Beware. Behind the lurid pink cover lies an inscrutable energy-field, dense future-matter, the blue box from Mulholland Drive viewed through a reverse-telescope. The Knife’s fourth album, Shaking the Habitual, is unnavigable and unknowable, almost impossible to write about and even harder to listen to. Whilst ‘dark’ has always been the go-to adjective in describing the Swedish brother-sister duo, the lacquered gloss of Silent Shout appears positively luminous from this vista. These are the shockwaves following the blast. One hundred minutes of disparate fallout settling to form a splintered, alien landscape. Shaking the Habitual is an entity entirely unto itself; a warm chaos that drinks you in.
It's been three weeks now. My girlfriend has long since banished me from listening to this in her ear-shot. I fear my life expectancy has diminished over the course of seven or eight listens. Like the future-primitive Tom Hanks scouring the post-post-Apocalyptic Earth in Cloud Atlas, I feel severed of all reference points and perspective. In places, Shaking The Habitual sounds less like music and more like an impressionistic embodiment of deterioration and illness. For examples of this, look no further than the drugged and maimed loops of lead single ‘Full of Fire.’ It kinda ripples along semi-coherently before suffering a compound stress-fracture halfway though and descending into a hallucinogenic, detuned anguish. Don’t be fooled. ’Full of Fire’ isn’t a curveball to send the casual electro-fan skulking back to their Hurts records. Nope, at nine minutes this is The Knife exercising a degree of brevity, allowing you to settle into their shape-shifted new form.
Shaking The Habitual sees Olof and Karin working with unparalleled liberation. Recent interviews see the pair in confrontational and cryptic mode, espousing political and feminist ideologies whilst chastising the lack of authenticity within the modern musical landscape. Their press release is a sprawling, obtuse manifesto that takes aim at dozens of targets and reads like a runic translation. All of which threatens to shrink the role of the listener to sub-atomic levels. For all the didacticism, what exactly do you do with the vast 20-minute tundra of ‘Old Dreams Waiting To Be Realised’? Its function as a song seems secondary to its very being as a colossal sonic impasse. Perhaps this monolith represents The Knife’s ambition to shatter both societal and artistic parameters through the sheer physicality of their music alone. As ever with this album, it's very difficult to say.
Ultimately if their message is a political one then its hard to imagine to whom it may be addressed. You’d have to have spent the last few years living inside a kaleidoscope being drip-fed mescaline before you could semantically re-assemble songs like ‘Fracking Fluid Injection.’ If the title’s razor-sharp scansion didn’t give it away, this is another ten minute soundscape made by dangling a microphone from the arm of a discarded marionette whilst a chopped up loop of Kat Slater’s voice is infinitely re-routed through a home-made distortion pedal. In other words, Origin Unknown.

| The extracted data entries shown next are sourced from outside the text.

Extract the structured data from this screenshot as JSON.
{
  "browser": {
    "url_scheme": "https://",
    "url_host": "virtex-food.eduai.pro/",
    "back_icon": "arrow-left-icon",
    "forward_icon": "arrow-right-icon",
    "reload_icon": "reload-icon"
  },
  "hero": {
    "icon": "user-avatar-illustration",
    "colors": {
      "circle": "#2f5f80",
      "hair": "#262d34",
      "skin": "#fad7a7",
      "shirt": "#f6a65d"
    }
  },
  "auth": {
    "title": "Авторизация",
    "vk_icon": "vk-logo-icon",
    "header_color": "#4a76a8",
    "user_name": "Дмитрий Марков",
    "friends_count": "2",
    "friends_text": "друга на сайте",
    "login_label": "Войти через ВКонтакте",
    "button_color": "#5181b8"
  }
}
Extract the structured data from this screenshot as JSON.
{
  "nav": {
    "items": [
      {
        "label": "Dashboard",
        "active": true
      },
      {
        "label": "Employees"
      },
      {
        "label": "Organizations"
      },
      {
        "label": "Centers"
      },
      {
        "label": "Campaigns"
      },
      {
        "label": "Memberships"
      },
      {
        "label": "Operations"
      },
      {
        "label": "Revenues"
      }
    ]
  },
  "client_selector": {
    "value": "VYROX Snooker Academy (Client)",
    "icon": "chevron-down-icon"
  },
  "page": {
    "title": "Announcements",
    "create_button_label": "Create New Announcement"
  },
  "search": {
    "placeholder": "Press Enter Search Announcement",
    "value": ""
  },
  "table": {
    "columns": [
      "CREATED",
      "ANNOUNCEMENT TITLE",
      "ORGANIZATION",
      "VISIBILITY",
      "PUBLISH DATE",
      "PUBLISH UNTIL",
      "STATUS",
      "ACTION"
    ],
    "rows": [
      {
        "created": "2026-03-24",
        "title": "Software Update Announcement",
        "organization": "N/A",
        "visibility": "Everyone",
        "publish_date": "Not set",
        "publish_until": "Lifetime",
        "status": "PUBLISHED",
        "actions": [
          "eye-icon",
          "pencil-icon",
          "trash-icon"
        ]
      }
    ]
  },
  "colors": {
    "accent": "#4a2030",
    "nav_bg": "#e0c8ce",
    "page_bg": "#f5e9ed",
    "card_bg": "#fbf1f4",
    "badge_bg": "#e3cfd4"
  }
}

You see, I don’t know whether Shaking the Habitual demands to be taken seriously or demands to be made light of. It’s a big stretch to infer a heavily-politicised reading from a ten minute zither-improv; to do so might require a similar mindset to those who find codified dogma embedded within the lyrics to ‘I Am The Walrus.’ Musically too, The Knife are keen to conjour imagery of foreboding imperialism, and songs like ‘A Cherry On Top’ are reminiscent of the fortress-like monuments on These New Puritans’ Hidden. It's undoubtedly compelling, but whether it calls to mind anything more dramatic than a round of Capture The Flag on Unreal Tournament is a matter of debate.
In some ways Shaking the Habitual feels like a close artistic relation to David Lynch’s Inland Empire. Both see spectacularly lauded aesthetes throwing paint over a huge canvas, both feel like they need a York Notes companion guide to comprehend, both contain glimmering moments of undeniable magic. ‘Without You My Life Would Be Boring’ provides a bona-fide vocal melody, one to grasp with both hands and savour as voraciously as the kid from The Road draining a can of Coke. It plays out like a delirious ‘Bird Flu’ style urumee melam beamed from the year 2150. Elsewhere ‘A Tooth For An Eye’ is a rhythmically incendiary opener and ‘Raging Lung’ shares some of the same fractured, mournful DNA as the likes of ‘She’s Having Baby’ or Karin’s previous work under the Fever Ray moniker.
Assigning the album a number out of ten feels particularly farcical here. Undoubtedly some fans will be cornered into pretending they like this album a whole lot more than they actually do. For others, Shaking the Habitual might leave an entirely new musical landscape etched in its wake. Maybe it depends on precisely how finely-ground the Internet has rendered your attention span, but it’s impossible to speculate how time will regard this record. Get back to me in a decade's time and perhaps my own opinions will have started to fully-form. For now, The Knife remain steeped in shadow, as subliminal and unknowable as ever.